Aos 55 anos, Maria Cheirosa decidiu que era hora de se casar. Sonhou com igreja, vestido de noiva e festança. Mas o bispo da cidade foi firme: “Casar na igreja, não”. Fazer o quê? Sem choramingos, ela trocou o vestido de noiva por um conjunto de saia e blazer brancos. Lau, com 39 anos, aparou o bigode e vestiu camisa social para assinar os papéis e se esbaldar na festa que entrou noite adentro. Desde então, estava encerrada a sua carreira de prostituta. Maria Cheirosa passou a se dedicar ao marido e à administração do Para Todos. O tempo foi passando…

Enquanto isso, a zona boêmia foi se esvaziando cada vez mais. Abandonados, os velhos casarões da parte baixa da cidade foram desabando. Das mulheres da zona, companheiras dos tempos áureos do Para Todos, poucas ficaram. Doentes, solitárias e pobres, elas se recolheram sabe Deus onde. Os motéis começaram a despontar na cidade e as moças passaram a se oferecer sem pudor na rodoviária. Novos tempos.
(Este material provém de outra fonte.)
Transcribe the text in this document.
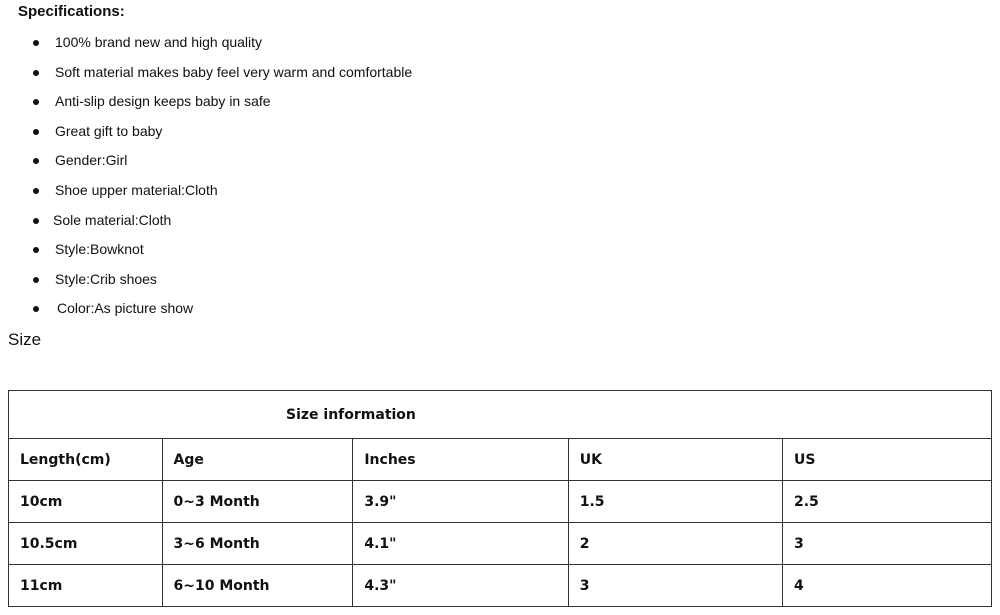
Specifications:
100% brand new and high quality
Soft material makes baby feel very warm and comfortable
Anti-slip design keeps baby in safe
Great gift to baby
Gender:Girl
Shoe upper material:Cloth
Sole material:Cloth
Style:Bowknot
Style:Crib shoes
Color:As picture show
Size
Size information				

Length(cm)	Age	Inches	UK	US
10cm	0~3 Month	3.9"	1.5	2.5
10.5cm	3~6 Month	4.1"	2	3
11cm	6~10 Month	4.3"	3	4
Não foi preciso pensar muito para aceitar a oferta de um empreendedor interessado em comprar os terrenos da parte velha da cidade. Por R$ 12 mil, Maria Cheirosa vendeu o Para Todos no início deste ano. Não demorou muito e o trator derrubou o salão de dança, o balcão de madeira escura onde a imagem de São Jorge vivia iluminada por uma vela e também os pequenos quartos para os casais. O Para Todos foi ao chão sem que muitos dos moradores de Araçuaí se dessem conta disso, pois a vida na cidade hoje gira na parte alta.
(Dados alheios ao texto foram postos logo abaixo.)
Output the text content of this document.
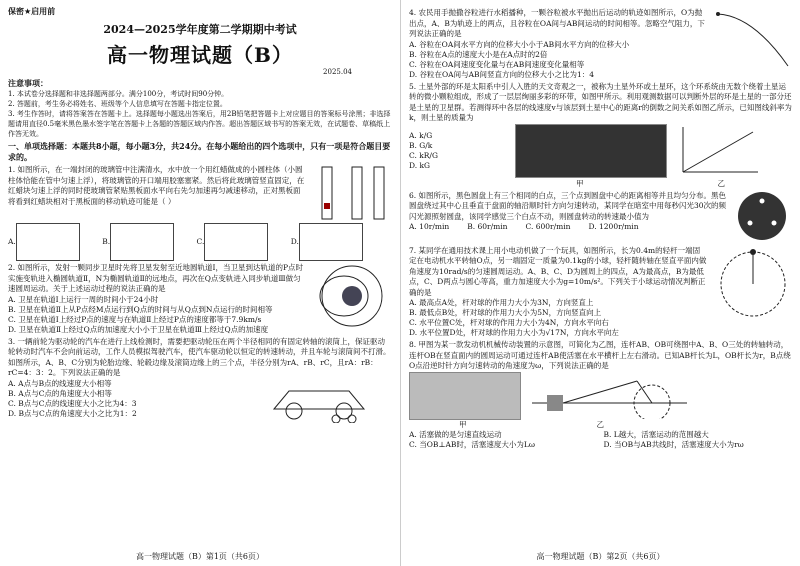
保密★启用前
2024—2025学年度第二学期期中考试
高一物理试题（B）
2025.04
注意事项：
1. 本试卷分选择题和非选择题两部分。满分100分，考试时间90分钟。
2. 答题前，考生务必将姓名、班级等个人信息填写在答题卡指定位置。
3. 考生作答时，请将答案答在答题卡上。选择题每小题选出答案后，用2B铅笔把答题卡上对应题目的答案标号涂黑；非选择题请用直径0.5毫米黑色墨水签字笔在答题卡上各题的答题区域内作答。超出答题区域书写的答案无效，在试题卷、草稿纸上作答无效。
一、单项选择题：本题共8小题，每小题3分，共24分。在每小题给出的四个选项中，只有一项是符合题目要求的。
1. 如图所示，在一端封闭的玻璃管中注满清水，水中放一个用红蜡做成的小圆柱体（小圆柱体恰能在管中匀速上浮），将玻璃管的开口端用胶塞塞紧。然后将此玻璃管竖直固定，在红蜡块匀速上浮的同时使玻璃管紧贴黑板面水平向右先匀加速再匀减速移动，正对黑板面将看到红蜡块相对于黑板面的移动轨迹可能是（ ）
A.	B.	C.	D.
2. 如图所示，发射一颗同步卫星时先将卫星发射至近地圆轨道Ⅰ，当卫星到达轨道的P点时实施变轨进入椭圆轨道Ⅱ，N为椭圆轨道Ⅱ的远地点，再次在Q点变轨进入同步轨道Ⅲ做匀速圆周运动。关于上述运动过程的说法正确的是
A. 卫星在轨道Ⅰ上运行一周的时间小于24小时
B. 卫星在轨道Ⅱ上从P点经M点运行到Q点的时间与从Q点到N点运行的时间相等
C. 卫星在轨道Ⅰ上经过P点的速度与在轨道Ⅱ上经过P点的速度都等于7.9km/s
D. 卫星在轨道Ⅱ上经过Q点的加速度大小小于卫星在轨道Ⅲ上经过Q点的加速度
3. 一辆前轮为驱动轮的汽车在进行上线检测时，需要把驱动轮压在两个半径相同的有固定转轴的滚筒上，保证驱动轮转动时汽车不会向前运动，工作人员模拟驾驶汽车，使汽车驱动轮以恒定的转速转动，并且车轮与滚筒间不打滑。如图所示，A、B、C分别为轮胎边缘、轮毂边缘及滚筒边缘上的三个点，半径分别为rA、rB、rC，且rA：rB：rC=4：3：2。下列说法正确的是
A. A点与B点的线速度大小相等
B. A点与C点的角速度大小相等
C. B点与C点的线速度大小之比为4：3
D. B点与C点的角速度大小之比为1：2
高一物理试题（B）第1页（共6页）
4. 农民用手抛撒谷粒进行水稻播种，一颗谷粒被水平抛出后运动的轨迹如图所示，O为抛出点，A、B为轨迹上的两点，且谷粒在OA间与AB间运动的时间相等。忽略空气阻力，下列说法正确的是
A. 谷粒在OA间水平方向的位移大小小于AB间水平方向的位移大小
B. 谷粒在A点的速度大小是在A点时的2倍
C. 谷粒在OA间速度变化量与在AB间速度变化量相等
D. 谷粒在OA间与AB间竖直方向的位移大小之比为1：4
5. 土星外部的环是太阳系中引人入胜的天文奇观之一，被称为土星外环或土星环，这个环系统由无数个绕着土星运转的微小颗粒组成，形成了一层层绚丽多彩的环带，如图甲所示。利用观测数据可以判断外层的环是土星的一部分还是土星的卫星群。若测得环中各层的线速度v与该层到土星中心的距离r的倒数之间关系如图乙所示，已知图线斜率为k，则土星的质量为
A. k/G
B. G/k
C. kR/G
D. kG
甲	乙
6. 如图所示，黑色圆盘上有三个相同的白点，三个点到圆盘中心的距离相等并且均匀分布。黑色圆盘绕过其中心且垂直于盘面的轴沿顺时针方向匀速转动，某同学在暗室中用每秒闪光30次的频闪光源照射圆盘，该同学感觉三个白点不动，则圆盘转动的转速最小值为
A. 10r/min B. 60r/min C. 600r/min D. 1200r/min
7. 某同学在通用技术课上用小电动机做了一个玩具，如图所示，长为0.4m的轻杆一端固定在电动机水平转轴O点，另一端固定一质量为0.1kg的小球，轻杆随转轴在竖直平面内做角速度为10rad/s的匀速圆周运动。A、B、C、D为圆周上的四点，A为最高点，B为最低点，C、D两点与圆心等高，重力加速度大小为g=10m/s²。下列关于小球运动情况判断正确的是
A. 最高点A处，杆对球的作用力大小为3N，方向竖直上
B. 最低点B处，杆对球的作用力大小为5N，方向竖直向上
C. 水平位置C处，杆对球的作用力大小为4N，方向水平向右
D. 水平位置D处，杆对球的作用力大小为√17N，方向水平向左
8. 甲图为某一款发动机机械传动装置的示意图，可简化为乙图，连杆AB、OB可绕图中A、B、O三处的转轴转动，连杆OB在竖直面内的圆周运动可通过连杆AB使活塞在水平横杆上左右滑动。已知AB杆长为L，OB杆长为r，B点绕O点沿逆时针方向匀速转动的角速度为ω，下列说法正确的是
甲	乙
A. 活塞做的是匀速直线运动
C. 当OB⊥AB时，活塞速度大小为Lω
B. L越大，活塞运动的范围越大
D. 当OB与AB共线时，活塞速度大小为rω
高一物理试题（B）第2页（共6页）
Maria Cheirosa doou os móveis do velho bordel para uma de suas filhas, que é dona de um dos poucos puteiros que restaram na cidade. Como sabe bem o valor do dinheiro, tratou logo de aplicar o que recebeu. Pagou o tratamento de um filho viciado em crack e reformou a casa, onde vive na companhia de Lau. Fez um bar na sala, pôs almofadas de cetim grená sobre o sofá, espalhou inúmeros bibelôs sobre os móveis e cobriu as paredes com retratos de alguns de seus 16 netos e sete bisnetos. Mas o que reina sobre todos eles é uma foto dela no vigor dos 50 anos, com flor no cabelo. “Foi Manezinho Pau de Bosta, o retratista da cidade, que tirou”, conta, com saudade nos olhos.
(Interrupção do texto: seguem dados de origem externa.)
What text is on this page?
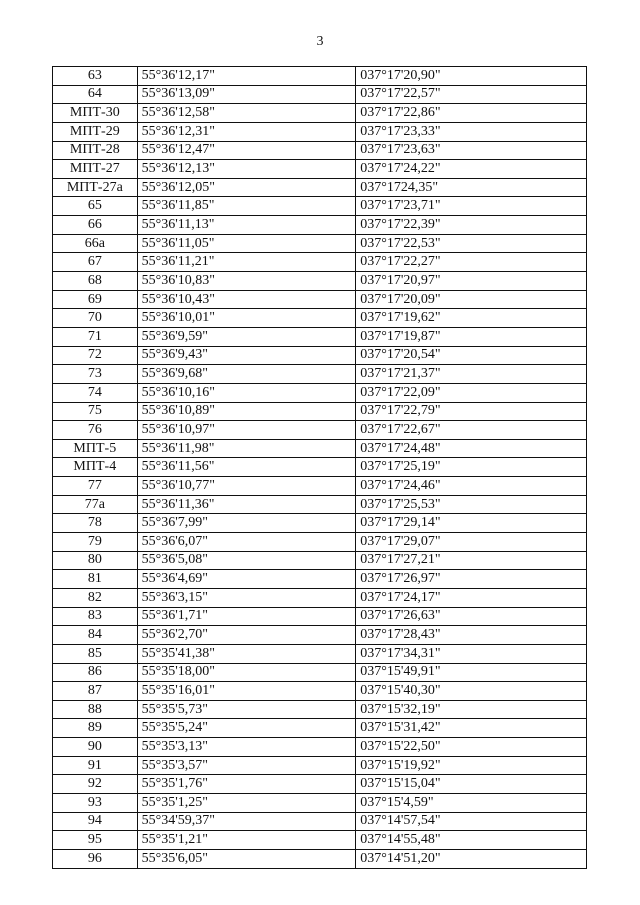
3
63	55°36'12,17"	037°17'20,90"
64	55°36'13,09"	037°17'22,57"
МПТ-30	55°36'12,58"	037°17'22,86"
МПТ-29	55°36'12,31"	037°17'23,33"
МПТ-28	55°36'12,47"	037°17'23,63"
МПТ-27	55°36'12,13"	037°17'24,22"
МПТ-27а	55°36'12,05"	037°1724,35"
65	55°36'11,85"	037°17'23,71"
66	55°36'11,13"	037°17'22,39"
66а	55°36'11,05"	037°17'22,53"
67	55°36'11,21"	037°17'22,27"
68	55°36'10,83"	037°17'20,97"
69	55°36'10,43"	037°17'20,09"
70	55°36'10,01"	037°17'19,62"
71	55°36'9,59"	037°17'19,87"
72	55°36'9,43"	037°17'20,54"
73	55°36'9,68"	037°17'21,37"
74	55°36'10,16"	037°17'22,09"
75	55°36'10,89"	037°17'22,79"
76	55°36'10,97"	037°17'22,67"
МПТ-5	55°36'11,98"	037°17'24,48"
МПТ-4	55°36'11,56"	037°17'25,19"
77	55°36'10,77"	037°17'24,46"
77а	55°36'11,36"	037°17'25,53"
78	55°36'7,99"	037°17'29,14"
79	55°36'6,07"	037°17'29,07"
80	55°36'5,08"	037°17'27,21"
81	55°36'4,69"	037°17'26,97"
82	55°36'3,15"	037°17'24,17"
83	55°36'1,71"	037°17'26,63"
84	55°36'2,70"	037°17'28,43"
85	55°35'41,38"	037°17'34,31"
86	55°35'18,00"	037°15'49,91"
87	55°35'16,01"	037°15'40,30"
88	55°35'5,73"	037°15'32,19"
89	55°35'5,24"	037°15'31,42"
90	55°35'3,13"	037°15'22,50"
91	55°35'3,57"	037°15'19,92"
92	55°35'1,76"	037°15'15,04"
93	55°35'1,25"	037°15'4,59"
94	55°34'59,37"	037°14'57,54"
95	55°35'1,21"	037°14'55,48"
96	55°35'6,05"	037°14'51,20"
E o que ela guarda dos velhos tempos? Apoiada em uma bengala, Maria Cheirosa caminha até o quarto do casal e abre o armário com uma alegria de moça. Lá estão os vestidos que não lhe cabem mais no corpo, as sandálias de plataforma à la Carmen Miranda e a caixa de bijuterias vistosas. Sobre a cama de Maria Cheirosa e Lau, um cortinado de babados de renda cria um clima de romance. O amor não acaba? “Amor só se dá quando se recebe. Lau que se cuide”, avisa.

OUTRAS PUTAS

Uma história de amor. Assim podemos definir Memória de Minhas Putas Tristes, do escritor colombiano Gabriel García Márquez. O livro conta a história de um velho solitário que sempre pagou para ter sexo. Como não poderia deixar de ser, ele decide comemorar seus 90 anos no bordel. Só que, desta vez, escolhe uma adolescente virgem de 15 anos para passar a noite. Ao chegar ao quarto, o velho (cujo nome não é revelado) encontra a moça dormindo e, mesmo sem tocá-la, se apaixona por ela. Passa a vê-la com freqüência e, pela primeira vez na vida, descobre o que é amar.